Existing data on structures and biological activities are limited and distributed unevenly across distinct molecular targets and chemical compounds. The question arises if these data represent an unbiased sample of the general population of chemical-biological interactions. To answer this question, we analyzed ChEMBL data for 87,583 molecules tested against 919 protein targets using supervised and unsupervised approaches. Hierarchical clustering of the Murcko frameworks generated using Chemistry Development Toolkit showed that the available data form a big diffuse cloud without apparent structure. In contrast hereto, PASS-based classifiers allowed prediction whether the compound had been tested against the particular molecular target, despite whether it was active or not. Thus, one may conclude that the selection of chemical compounds for testing against specific targets is biased, probably due to the influence of prior knowledge. We assessed the possibility to improve (Q)SAR predictions using this fact: PASS prediction of the interaction with the particular target for compounds predicted as tested against the target has significantly higher accuracy than for those predicted as untested (average ROC AUC are about 0.87 and 0.75, respectively). Thus, considering the existing bias in the data of the training set may increase the performance of virtual screening.

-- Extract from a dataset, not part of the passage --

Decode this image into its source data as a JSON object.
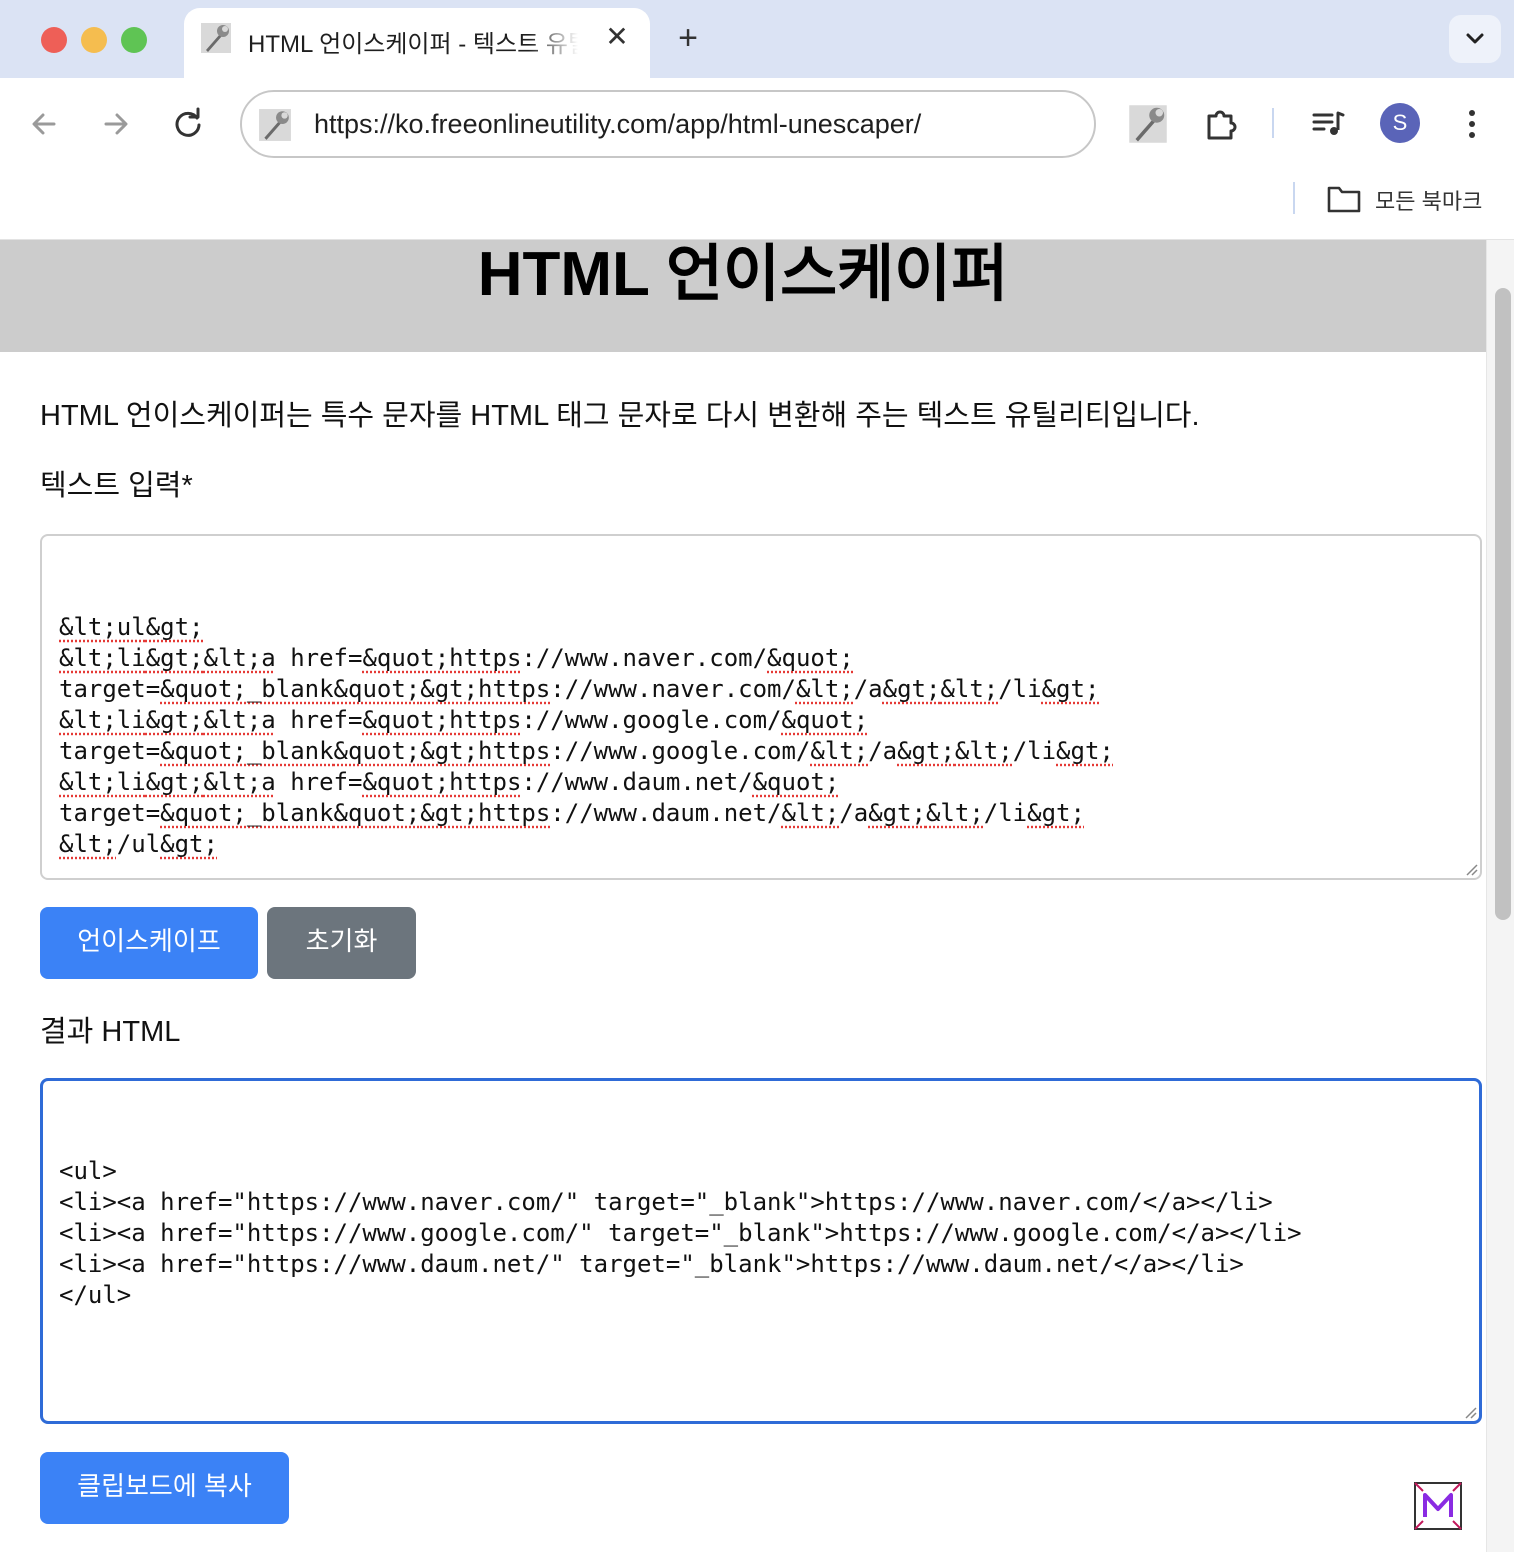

有关结构和生物活性的现有数据有限，并且在不同的分子靶标和化合物之间分布不均。如果这些数据代表了化学生物相互作用的总体种群的无偏样本，就会出现问题。为了回答这个问题，我们使用有监督和无监督的方法分析了针对919个蛋白质靶标测试的87,583个分子的ChEMBL数据。使用化学开发工具包生成的Murcko框架的层次聚类表明，可用数据形成了一个大的弥散云，没有明显的结构。与此相反，基于PASS的分类器允许预测该化合物是否已针对特定分子靶标进行了测试，尽管该化合物是否具有活性。从而，可能会得出结论，针对特定目标进行测试的化合物选择存在偏见，这可能是由于先验知识的影响。我们使用以下事实评估了改善（Q）SAR预测的可能性：对于通过针对目标进行预测的化合物，通过PASS预测与特定目标相互作用的准确度要比未经测试的预测准确度高得多（平均ROC AUC约为0.87，分别为0.75）。因此，考虑训练集数据中的现有偏差可能会提高虚拟筛选的性能。与针对未经测试的化合物相比，通过PASS预测与目标化合物相互作用的PASS预测的准确性要高得多（平均ROC AUC分别约为0.87和0.75）。因此，考虑训练集数据中的现有偏差可以提高虚拟筛选的性能。与针对未经测试的化合物相比，通过PASS预测与目标化合物相互作用的PASS预测的准确性要高得多（平均ROC AUC分别约为0.87和0.75）。因此，考虑训练集数据中的现有偏差可以提高虚拟筛选的性能。